Joining Baylor in 2005, Sheng quickly began helping to forge
the university’s nascent Ph.D. program into a cohesive, productive enterprise.
“There are certainly lots of things beyond just the research: design courses,
write curriculum, plan research requirements and use my experience at other
universities—including Cambridge—to help the program become strong.”
Most important to Sheng was that at Baylor he finally found free
range to pursue a wider spectrum of work, take on graduate students, offer
undergraduate projects, discuss with postdoctoral associates and explore at the
forefront of his fields. Now in his thirteenth year at Baylor, he has at last ended
his pattern of working in five-year cycles at one place before moving on.
With over a hundred published papers, Sheng is finding his
work accepted and applied in an eclectic mix of disciplines. Since coming to
Baylor, he has published 65 papers in 31 separate peer-refereed journals: 42 in
mathematics journals; 14 in physics; three in computer science; two each in astrophysics,
biochemistry, and engineering. He was invited to deliver keynote or plenary lectures
in 9 international conferences held in 7 different countries recently. His research
is sponsored by agencies including the Air Force Research Laboratory, American
Mathematical Society and industry. He is invited by the National Science
Foundation to serve as a panelist for five consecutive years.

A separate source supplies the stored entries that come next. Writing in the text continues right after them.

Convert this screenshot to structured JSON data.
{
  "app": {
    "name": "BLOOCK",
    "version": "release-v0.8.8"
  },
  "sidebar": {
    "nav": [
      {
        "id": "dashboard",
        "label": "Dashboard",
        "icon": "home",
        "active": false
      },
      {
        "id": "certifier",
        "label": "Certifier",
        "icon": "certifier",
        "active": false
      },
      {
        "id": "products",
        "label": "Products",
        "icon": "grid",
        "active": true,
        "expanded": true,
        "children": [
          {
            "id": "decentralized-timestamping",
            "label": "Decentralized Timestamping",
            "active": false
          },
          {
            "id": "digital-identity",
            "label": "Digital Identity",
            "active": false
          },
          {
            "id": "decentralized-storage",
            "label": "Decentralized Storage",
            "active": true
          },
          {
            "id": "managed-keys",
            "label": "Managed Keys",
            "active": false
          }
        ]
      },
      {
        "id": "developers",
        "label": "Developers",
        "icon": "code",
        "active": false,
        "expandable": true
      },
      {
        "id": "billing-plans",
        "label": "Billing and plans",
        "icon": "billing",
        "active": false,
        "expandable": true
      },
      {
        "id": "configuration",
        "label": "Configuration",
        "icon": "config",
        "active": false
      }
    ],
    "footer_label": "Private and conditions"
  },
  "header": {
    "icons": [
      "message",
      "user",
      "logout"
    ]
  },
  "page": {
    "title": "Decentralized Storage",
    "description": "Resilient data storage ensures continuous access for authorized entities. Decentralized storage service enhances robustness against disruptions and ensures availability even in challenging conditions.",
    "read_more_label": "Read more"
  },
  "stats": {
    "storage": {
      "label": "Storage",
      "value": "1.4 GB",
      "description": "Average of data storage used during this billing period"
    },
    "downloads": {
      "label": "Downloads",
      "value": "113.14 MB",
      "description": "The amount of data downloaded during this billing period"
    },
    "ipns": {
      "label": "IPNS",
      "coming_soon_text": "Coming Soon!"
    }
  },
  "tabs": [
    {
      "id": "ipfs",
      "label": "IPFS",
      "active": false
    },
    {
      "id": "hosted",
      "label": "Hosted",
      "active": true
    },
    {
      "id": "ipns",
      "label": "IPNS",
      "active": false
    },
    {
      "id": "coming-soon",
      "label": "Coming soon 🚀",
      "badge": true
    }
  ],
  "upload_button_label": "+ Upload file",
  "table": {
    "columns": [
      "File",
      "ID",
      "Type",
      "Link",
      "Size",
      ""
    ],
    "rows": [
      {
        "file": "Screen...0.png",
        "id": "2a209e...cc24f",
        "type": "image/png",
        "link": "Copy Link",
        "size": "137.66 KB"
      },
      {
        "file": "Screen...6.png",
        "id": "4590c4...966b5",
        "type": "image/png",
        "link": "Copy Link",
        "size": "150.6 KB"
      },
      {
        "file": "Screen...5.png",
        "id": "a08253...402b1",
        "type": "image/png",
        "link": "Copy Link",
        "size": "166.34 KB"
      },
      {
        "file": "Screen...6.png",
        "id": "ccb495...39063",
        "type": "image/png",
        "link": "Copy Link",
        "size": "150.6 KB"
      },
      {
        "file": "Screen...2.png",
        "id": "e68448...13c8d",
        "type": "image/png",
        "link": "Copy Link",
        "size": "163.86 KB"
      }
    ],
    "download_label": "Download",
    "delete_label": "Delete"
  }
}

His physics and astrophysics papers stem from his work at Baylor’s
Center for Astrophysics, Space Physics, and Engineering Research (CASPER),
which he joined in 2006, shortly after coming to Baylor.
“I am involved in EUCoS, CASPER’s
Early Universe and Cosmology group with [Drs.] Jerry Cleaver, Anzhong Wang, and Klaus Kirsten. My part is basically to
provide mathematical support, theoretical support, and computation support to
the whole team’s work, which is looking at quantum cosmology. We try to explain
things as small as the solar system, all the way up to the entire universe. We
use a theory to establish a model of this kind of phenomenon … to get a better
understanding of the whole universe. Through that kind of theory, we can reveal
certain new discoveries, like new energy, and this relates to research into
gravitational waves that were just recently discovered.”
As EUCoS director, Cleaver
is appreciative of Sheng for his ability to support the group’s work in a
variety of ways. “Tim provides a unique blend of computational mathematics and numerical
simulations that contributes much to our interdisciplinary projects,” Cleaver
said. “His computational insights are invaluable.”
And Sheng’s horizon extends beyond the sciences as well. While
at Cambridge he became fascinated with philosophy. “Since my time at Cambridge
I have been quite a student of philosophy and a member of the Philosophical
Society there. At Cambridge, mathematics is not a part of natural science; it’s
considered philosophy. So that’s why I was involved in a lot of activities
related to philosophy: language, culture, even linguistics and psychology.”
Sheng co-edits the International
Journal of Computer Mathematics published by Taylor and Francis Group, London,
but he remains most dedicated to teaching and his students.
“I do my best all the way to encourage and to get together
with students. I always tell my graduate
students to be the best teacher first, then be the researcher.”